Today is a day of new beginnings.

In these seasons of Advent, Christmas, and Epiphany, there are a lot of the lectionary passages that represent new beginnings, or actual beginnings like starting the Gospel of Mark.  Mark jumps right in to the good news skipping over any birth narrative or anything about Jesus’ childhood.

Many of us are in desperate need of new beginnings.  Many of you have been talking to me about your hunger for a new start.  Whether it is medical challenges, unemployment, balancing medications, stress in relationships, loneliness, depression, I have seen that many of us carry heavy hearts into the new year.  We are longing to turn the page on the past and embrace God’s new future for us.

Ironically, Mark both turns the page on the past, but also embraces it.  As Mark starts, he takes us back to what is written in the prophet Isaiah, ‘See, I am sending my messenger ahead of you, who will prepare your way; the voice of one crying out in the wilderness: Prepare the way of the Lord, make his paths straight.”

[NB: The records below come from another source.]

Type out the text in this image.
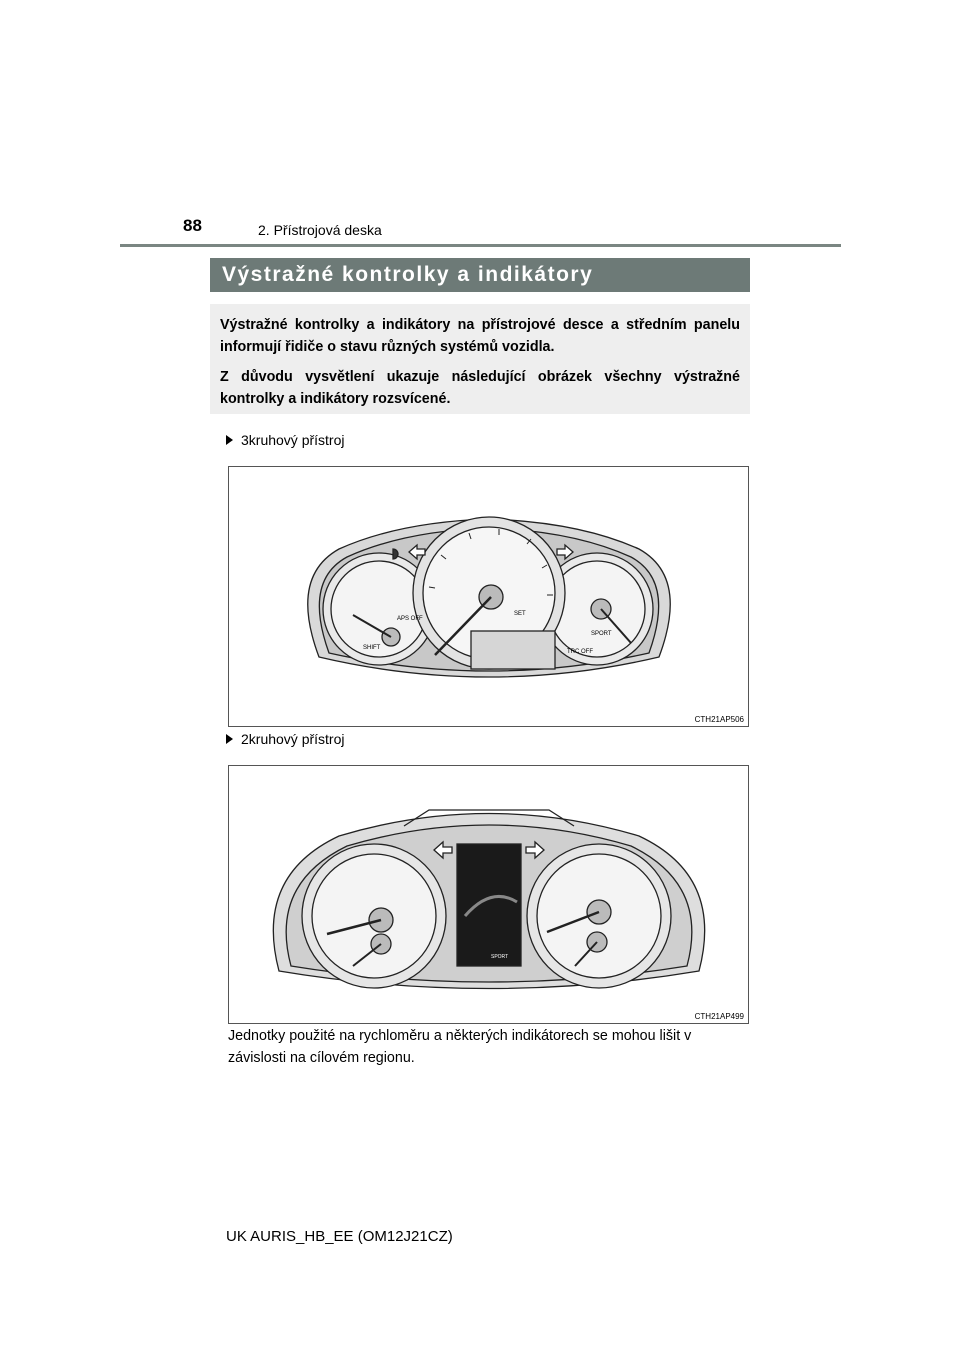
88	2. Přístrojová deska
Výstražné kontrolky a indikátory

Výstražné kontrolky a indikátory na přístrojové desce a středním panelu informují řidiče o stavu různých systémů vozidla.

Z důvodu vysvětlení ukazuje následující obrázek všechny výstražné kontrolky a indikátory rozsvícené.

3kruhový přístroj
SHIFT
SET
SPORT
TRC OFF
APS OFF
CTH21AP506
2kruhový přístroj
SPORT
CTH21AP499
Jednotky použité na rychloměru a některých indikátorech se mohou lišit v závislosti na cílovém regionu.
UK AURIS_HB_EE (OM12J21CZ)
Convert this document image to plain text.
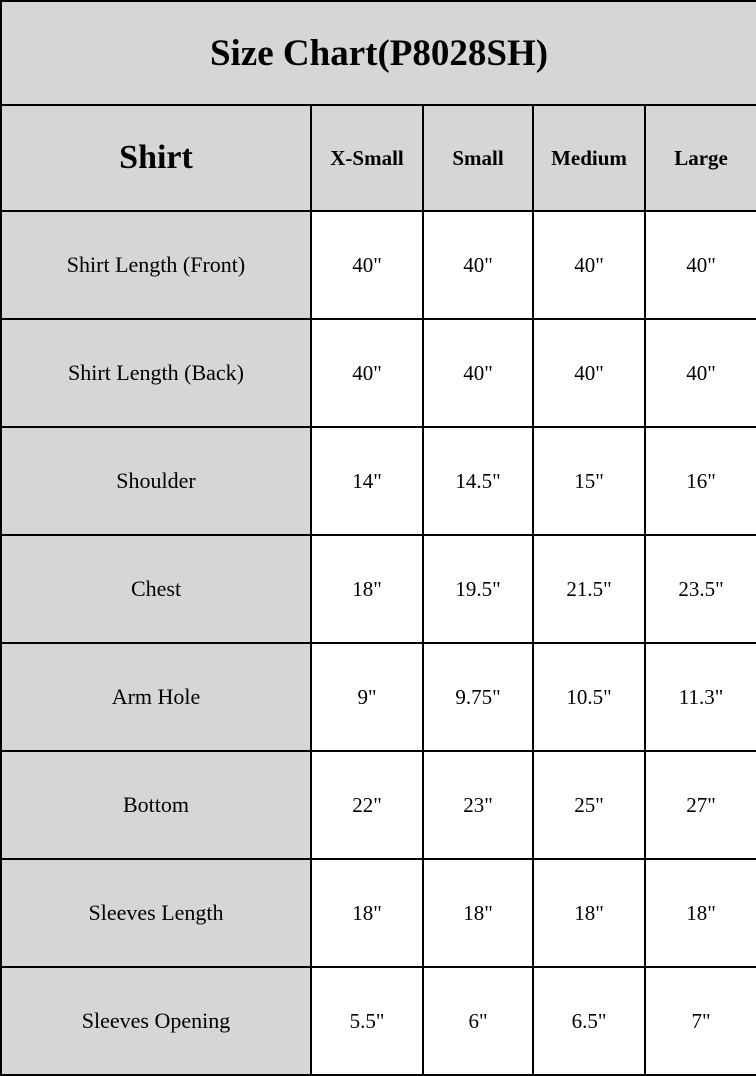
Size Chart(P8028SH)				
Shirt	X-Small	Small	Medium	Large
Shirt Length (Front)	40"	40"	40"	40"
Shirt Length (Back)	40"	40"	40"	40"
Shoulder	14"	14.5"	15"	16"
Chest	18"	19.5"	21.5"	23.5"
Arm Hole	9"	9.75"	10.5"	11.3"
Bottom	22"	23"	25"	27"
Sleeves Length	18"	18"	18"	18"
Sleeves Opening	5.5"	6"	6.5"	7"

We then with a description of John’s baptism of repentance.  No birth narrative.  The beginning of the good news begins with prophecy.

Mark sees a grander narrative.  The entirety of Jesus’ coming was a fulfillment of the Scripture, a loosing of the chains that once kept us in bondage.  Proclaiming the way actually preceded the birth of Jesus.  John was not the only “proclaimer”.  Prophets of generations past had also spoken of the coming of one who would restore the kingship, a successor of David who would stomp the invaders of Israel.

It is difficult to view a grander narrative when we are in the midst of it.  It is hard to have patience to let God work on us, heal us, give us hope, allow us time to turn the page on the past while at the same time embrace the past.

May God bless you with the ability to trust in the messianic hope that is upon us.  May God bless you with the strength and courage to start again, not dragging past fear and pressure into the present, but bringing enough of the past along with you to where you can see from whence you came and where you are headed.